L'action provoque des applaudissements des participants, qui enregistrent l'intervention, tout en échangeant des anecdotes et des photographies sur des cas similaires sont montrés dans lesquels ils sont intervenus ou racontent la peur qu'ils ont souffert à certains moments où ils ont estimé que leur performance n'allait pas bien se terminer.

En plus des agents à l'échelle de base, des sous-inspecteurs et d'autres qui sont liés aux disparitions, les responsables de la police régionale tels que les mossos, la police pour Foral ou Ertzaintza sont venus ces jours-ci. « Il est intéressant de partager de nouvelles techniques, de connaître les capacités de chaque corps », explique Pablo, premier agent de la police pour Navarra Foral. « Dans la commande Zamora, par exemple, ils ont intériorisé dans le cadre du protocole le besoin de vitesse dans les premières heures et est une très bonne idée à exporter », souligne Pablo. Pere Sanchez, chef de l'unité centrale des personnes disparues de la Division des enquêtes criminelles des Mossos, met en évidence la vision mondiale des disparitions offertes par ces exercices et le «travail intensif».

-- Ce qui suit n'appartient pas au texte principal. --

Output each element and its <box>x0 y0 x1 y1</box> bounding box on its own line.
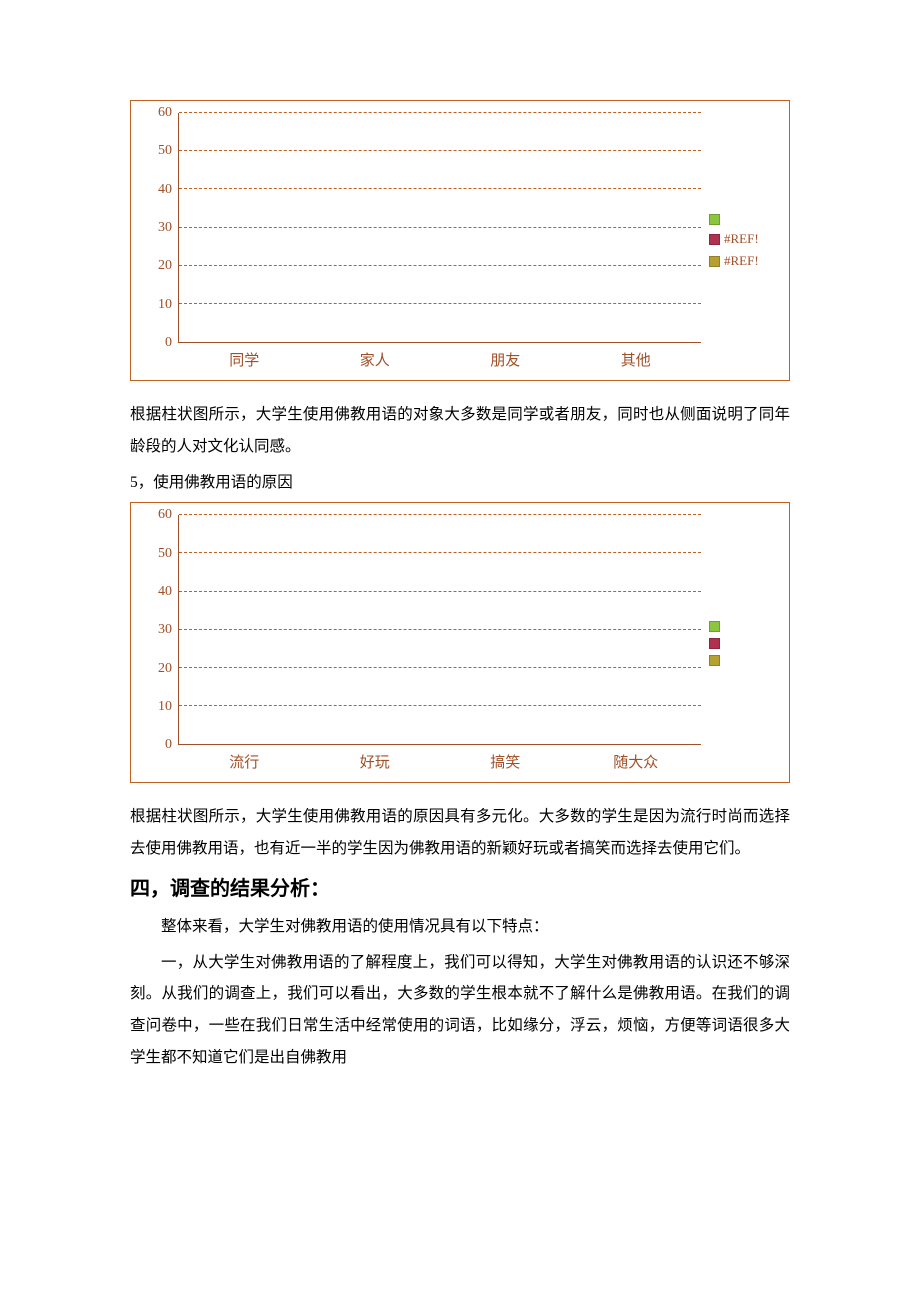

Cela leur permet également d'établir des relations et de se connaître. « Les gens pensent que (les corps de police) sont en colère parmi nous. Il n'y a rien de plus que les personnes disparues », explique Hugo Carlos Prieto, commissaire en chef des sections centrales d'enquête criminelle et de police judiciaire de l'Ertzaintza. « En cela, nous parlons tous la même langue », ajoute-t-il.
« Lorsque vous le mettez à la première personne, cela change la perspective. Vous devez imaginer que ce nœud dans l'estomac qu'un père peut ressentir quand il est dans le parc avec son fils et perdre de vue un instant, et qu'il disparaît quand il se rend compte qu'il est à quelques mètres.